Gladstone Institutes, San Francisco, CA, USA; Developmental and Stem Cell Biology PhD Program, University of California, San Francisco, San Francisco, CA, USA.
Stem Cell Reports. 2021 May 11;16(5):1317-1330. doi: 10.1016/j.stemcr.2021.04.008.
Lineage tracing is a powerful tool in developmental biology to interrogate the evolution of tissue formation, but the dense, three-dimensional nature of tissue limits the assembly of individual cell trajectories into complete reconstructions of development. Human induced pluripotent stem cells (hiPSCs) can recapitulate aspects of developmental processes, providing an in vitro platform to assess the dynamic collective behaviors directing tissue morphogenesis. Here, we trained an ensemble of neural networks to track individual hiPSCs in time-lapse microscopy, generating longitudinal measures of cell and cellular neighborhood properties on timescales from minutes to days. Our analysis reveals that, while individual cell parameters are not strongly affected by pluripotency maintenance conditions or morphogenic cues, regional changes in cell behavior predict cell fate and colony organization. By generating complete multicellular reconstructions of hiPSC behavior, our tracking pipeline enables fine-grained understanding of morphogenesis by elucidating the role of regional behavior in early tissue formation.

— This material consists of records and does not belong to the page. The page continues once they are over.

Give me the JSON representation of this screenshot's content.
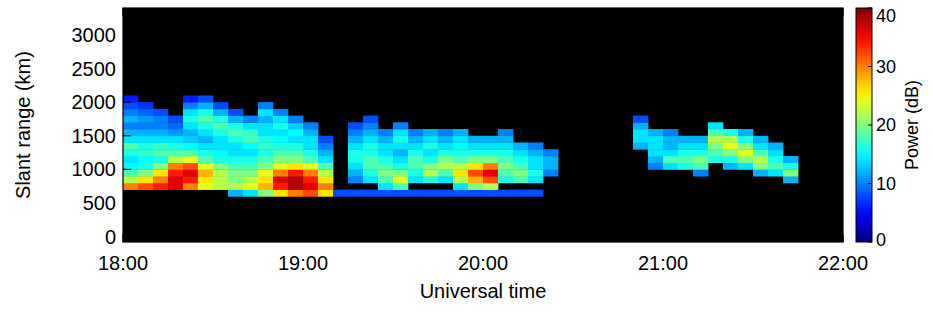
{
  "chart_data": {
    "type": "heatmap",
    "xlabel": "Universal time",
    "ylabel": "Slant range (km)",
    "zlabel": "Power (dB)",
    "xlim": [
      1080,
      1320
    ],
    "xticks": [
      {
        "value": 1080,
        "label": "18:00"
      },
      {
        "value": 1140,
        "label": "19:00"
      },
      {
        "value": 1200,
        "label": "20:00"
      },
      {
        "value": 1260,
        "label": "21:00"
      },
      {
        "value": 1320,
        "label": "22:00"
      }
    ],
    "ylim": [
      -80,
      3400
    ],
    "yticks": [
      0,
      500,
      1000,
      1500,
      2000,
      2500,
      3000
    ],
    "zlim": [
      0,
      40
    ],
    "zticks": [
      0,
      10,
      20,
      30,
      40
    ],
    "x_edges": [
      1080,
      1085,
      1090,
      1095,
      1100,
      1105,
      1110,
      1115,
      1120,
      1125,
      1130,
      1135,
      1140,
      1145,
      1150,
      1155,
      1160,
      1165,
      1170,
      1175,
      1180,
      1185,
      1190,
      1195,
      1200,
      1205,
      1210,
      1215,
      1220,
      1225,
      1230,
      1235,
      1240,
      1245,
      1250,
      1255,
      1260,
      1265,
      1270,
      1275,
      1280,
      1285,
      1290,
      1295,
      1300,
      1305,
      1310,
      1315,
      1320
    ],
    "y_edges": [
      200,
      300,
      400,
      500,
      600,
      700,
      800,
      900,
      1000,
      1100,
      1200,
      1300,
      1400,
      1500,
      1600,
      1700,
      1800,
      1900,
      2000,
      2100,
      2200,
      2300
    ],
    "z": [
      [
        null,
        null,
        null,
        null,
        null,
        30,
        22,
        18,
        15,
        14,
        16,
        18,
        14,
        12,
        10,
        12,
        10,
        8,
        6,
        null,
        null
      ],
      [
        null,
        null,
        null,
        null,
        null,
        32,
        26,
        20,
        16,
        15,
        17,
        16,
        14,
        12,
        10,
        11,
        9,
        7,
        null,
        null,
        null
      ],
      [
        null,
        null,
        null,
        null,
        null,
        34,
        30,
        26,
        20,
        16,
        18,
        17,
        14,
        12,
        10,
        10,
        8,
        null,
        null,
        null,
        null
      ],
      [
        null,
        null,
        null,
        null,
        null,
        36,
        36,
        34,
        30,
        22,
        18,
        16,
        14,
        11,
        9,
        8,
        null,
        null,
        null,
        null,
        null
      ],
      [
        null,
        null,
        null,
        null,
        null,
        30,
        34,
        36,
        32,
        24,
        18,
        15,
        13,
        12,
        14,
        16,
        14,
        10,
        6,
        null,
        null
      ],
      [
        null,
        null,
        null,
        null,
        null,
        24,
        26,
        28,
        24,
        18,
        16,
        14,
        12,
        14,
        16,
        18,
        16,
        12,
        8,
        null,
        null
      ],
      [
        null,
        null,
        null,
        null,
        null,
        22,
        22,
        22,
        20,
        16,
        15,
        14,
        14,
        16,
        18,
        16,
        12,
        8,
        null,
        null,
        null
      ],
      [
        null,
        null,
        null,
        null,
        12,
        22,
        20,
        20,
        18,
        16,
        14,
        14,
        16,
        18,
        16,
        12,
        8,
        null,
        null,
        null,
        null
      ],
      [
        null,
        null,
        null,
        null,
        14,
        24,
        22,
        20,
        18,
        16,
        14,
        15,
        18,
        17,
        14,
        10,
        null,
        null,
        null,
        null,
        null
      ],
      [
        null,
        null,
        null,
        null,
        20,
        28,
        26,
        24,
        20,
        18,
        16,
        17,
        16,
        14,
        14,
        12,
        14,
        10,
        null,
        null,
        null
      ],
      [
        null,
        null,
        null,
        null,
        26,
        34,
        36,
        30,
        24,
        20,
        18,
        16,
        15,
        14,
        16,
        14,
        10,
        null,
        null,
        null,
        null
      ],
      [
        null,
        null,
        null,
        null,
        30,
        38,
        38,
        34,
        26,
        20,
        18,
        16,
        14,
        15,
        13,
        10,
        null,
        null,
        null,
        null,
        null
      ],
      [
        null,
        null,
        null,
        null,
        32,
        36,
        34,
        30,
        24,
        18,
        16,
        14,
        14,
        12,
        10,
        null,
        null,
        null,
        null,
        null,
        null
      ],
      [
        null,
        null,
        null,
        null,
        26,
        30,
        26,
        22,
        18,
        14,
        12,
        10,
        8,
        null,
        null,
        null,
        null,
        null,
        null,
        null,
        null
      ],
      [
        null,
        null,
        null,
        null,
        8,
        null,
        null,
        null,
        null,
        null,
        null,
        null,
        null,
        null,
        null,
        null,
        null,
        null,
        null,
        null,
        null
      ],
      [
        null,
        null,
        null,
        null,
        8,
        null,
        10,
        12,
        14,
        16,
        16,
        14,
        12,
        10,
        8,
        null,
        null,
        null,
        null,
        null,
        null
      ],
      [
        null,
        null,
        null,
        null,
        8,
        null,
        14,
        16,
        18,
        18,
        16,
        16,
        14,
        12,
        10,
        8,
        null,
        null,
        null,
        null,
        null
      ],
      [
        null,
        null,
        null,
        null,
        8,
        14,
        18,
        20,
        18,
        16,
        14,
        14,
        12,
        10,
        null,
        null,
        null,
        null,
        null,
        null,
        null
      ],
      [
        null,
        null,
        null,
        null,
        8,
        18,
        24,
        20,
        16,
        14,
        12,
        14,
        16,
        14,
        10,
        null,
        null,
        null,
        null,
        null,
        null
      ],
      [
        null,
        null,
        null,
        null,
        8,
        null,
        14,
        16,
        18,
        18,
        16,
        14,
        12,
        10,
        null,
        null,
        null,
        null,
        null,
        null,
        null
      ],
      [
        null,
        null,
        null,
        null,
        8,
        null,
        16,
        22,
        20,
        16,
        14,
        16,
        14,
        12,
        null,
        null,
        null,
        null,
        null,
        null,
        null
      ],
      [
        null,
        null,
        null,
        null,
        8,
        null,
        14,
        18,
        22,
        20,
        16,
        14,
        12,
        10,
        null,
        null,
        null,
        null,
        null,
        null,
        null
      ],
      [
        null,
        null,
        null,
        null,
        8,
        14,
        22,
        26,
        22,
        18,
        16,
        15,
        14,
        12,
        null,
        null,
        null,
        null,
        null,
        null,
        null
      ],
      [
        null,
        null,
        null,
        null,
        8,
        20,
        28,
        32,
        26,
        20,
        16,
        14,
        12,
        null,
        null,
        null,
        null,
        null,
        null,
        null,
        null
      ],
      [
        null,
        null,
        null,
        null,
        8,
        22,
        32,
        36,
        30,
        20,
        16,
        14,
        12,
        null,
        null,
        null,
        null,
        null,
        null,
        null,
        null
      ],
      [
        null,
        null,
        null,
        null,
        8,
        null,
        16,
        18,
        20,
        18,
        16,
        14,
        12,
        10,
        null,
        null,
        null,
        null,
        null,
        null,
        null
      ],
      [
        null,
        null,
        null,
        null,
        8,
        null,
        18,
        20,
        18,
        16,
        14,
        12,
        null,
        null,
        null,
        null,
        null,
        null,
        null,
        null,
        null
      ],
      [
        null,
        null,
        null,
        null,
        8,
        null,
        14,
        16,
        14,
        14,
        12,
        10,
        null,
        null,
        null,
        null,
        null,
        null,
        null,
        null,
        null
      ],
      [
        null,
        null,
        null,
        null,
        null,
        null,
        null,
        10,
        12,
        12,
        10,
        null,
        null,
        null,
        null,
        null,
        null,
        null,
        null,
        null,
        null
      ],
      [
        null,
        null,
        null,
        null,
        null,
        null,
        null,
        null,
        null,
        null,
        null,
        null,
        null,
        null,
        null,
        null,
        null,
        null,
        null,
        null,
        null
      ],
      [
        null,
        null,
        null,
        null,
        null,
        null,
        null,
        null,
        null,
        null,
        null,
        null,
        null,
        null,
        null,
        null,
        null,
        null,
        null,
        null,
        null
      ],
      [
        null,
        null,
        null,
        null,
        null,
        null,
        null,
        null,
        null,
        null,
        null,
        null,
        null,
        null,
        null,
        null,
        null,
        null,
        null,
        null,
        null
      ],
      [
        null,
        null,
        null,
        null,
        null,
        null,
        null,
        null,
        null,
        null,
        null,
        null,
        null,
        null,
        null,
        null,
        null,
        null,
        null,
        null,
        null
      ],
      [
        null,
        null,
        null,
        null,
        null,
        null,
        null,
        null,
        null,
        null,
        null,
        null,
        null,
        null,
        null,
        null,
        null,
        null,
        null,
        null,
        null
      ],
      [
        null,
        null,
        null,
        null,
        null,
        null,
        null,
        null,
        null,
        null,
        null,
        12,
        14,
        14,
        12,
        8,
        null,
        null,
        null,
        null,
        null
      ],
      [
        null,
        null,
        null,
        null,
        null,
        null,
        null,
        null,
        10,
        12,
        14,
        14,
        14,
        12,
        null,
        null,
        null,
        null,
        null,
        null,
        null
      ],
      [
        null,
        null,
        null,
        null,
        null,
        null,
        null,
        null,
        14,
        18,
        14,
        12,
        12,
        10,
        null,
        null,
        null,
        null,
        null,
        null,
        null
      ],
      [
        null,
        null,
        null,
        null,
        null,
        null,
        null,
        null,
        16,
        18,
        16,
        14,
        12,
        null,
        null,
        null,
        null,
        null,
        null,
        null,
        null
      ],
      [
        null,
        null,
        null,
        null,
        null,
        null,
        null,
        10,
        18,
        20,
        16,
        14,
        12,
        null,
        null,
        null,
        null,
        null,
        null,
        null,
        null
      ],
      [
        null,
        null,
        null,
        null,
        null,
        null,
        null,
        null,
        null,
        16,
        18,
        20,
        22,
        18,
        14,
        null,
        null,
        null,
        null,
        null,
        null
      ],
      [
        null,
        null,
        null,
        null,
        null,
        null,
        null,
        null,
        12,
        16,
        20,
        24,
        22,
        16,
        null,
        null,
        null,
        null,
        null,
        null,
        null
      ],
      [
        null,
        null,
        null,
        null,
        null,
        null,
        null,
        null,
        14,
        20,
        24,
        20,
        16,
        12,
        null,
        null,
        null,
        null,
        null,
        null,
        null
      ],
      [
        null,
        null,
        null,
        null,
        null,
        null,
        null,
        12,
        20,
        22,
        18,
        14,
        12,
        null,
        null,
        null,
        null,
        null,
        null,
        null,
        null
      ],
      [
        null,
        null,
        null,
        null,
        null,
        null,
        null,
        14,
        18,
        16,
        14,
        12,
        null,
        null,
        null,
        null,
        null,
        null,
        null,
        null,
        null
      ],
      [
        null,
        null,
        null,
        null,
        null,
        null,
        12,
        20,
        16,
        12,
        null,
        null,
        null,
        null,
        null,
        null,
        null,
        null,
        null,
        null,
        null
      ],
      [
        null,
        null,
        null,
        null,
        null,
        null,
        null,
        null,
        null,
        null,
        null,
        null,
        null,
        null,
        null,
        null,
        null,
        null,
        null,
        null,
        null
      ],
      [
        null,
        null,
        null,
        null,
        null,
        null,
        null,
        null,
        null,
        null,
        null,
        null,
        null,
        null,
        null,
        null,
        null,
        null,
        null,
        null,
        null
      ],
      [
        null,
        null,
        null,
        null,
        null,
        null,
        null,
        null,
        null,
        null,
        null,
        null,
        null,
        null,
        null,
        null,
        null,
        null,
        null,
        null,
        null
      ]
    ]
  }
}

谱系追踪是发育生物学中的一种强大工具,可用于研究组织形成的演化,但组织的密集三维性质限制了将单个细胞轨迹组装成完整的发育重建。人类诱导多能干细胞(hiPSC)可以再现发育过程的某些方面,为评估指导组织形态发生的动态集体行为提供了体外平台。在这里,我们训练了一个神经网络集合来对延时显微镜中的单个 hiPSC 进行跟踪,从而在从分钟到几天的时间尺度上生成细胞和细胞邻域特性的纵向测量值。我们的分析表明,尽管单个细胞参数不受多能性维持条件或形态发生线索的强烈影响,但细胞行为的区域变化可预测细胞命运和集落组织。通过生成 hiPSC 行为的完整多细胞重建,我们的跟踪管道通过阐明区域行为在早期组织形成中的作用,实现了对形态发生的精细理解。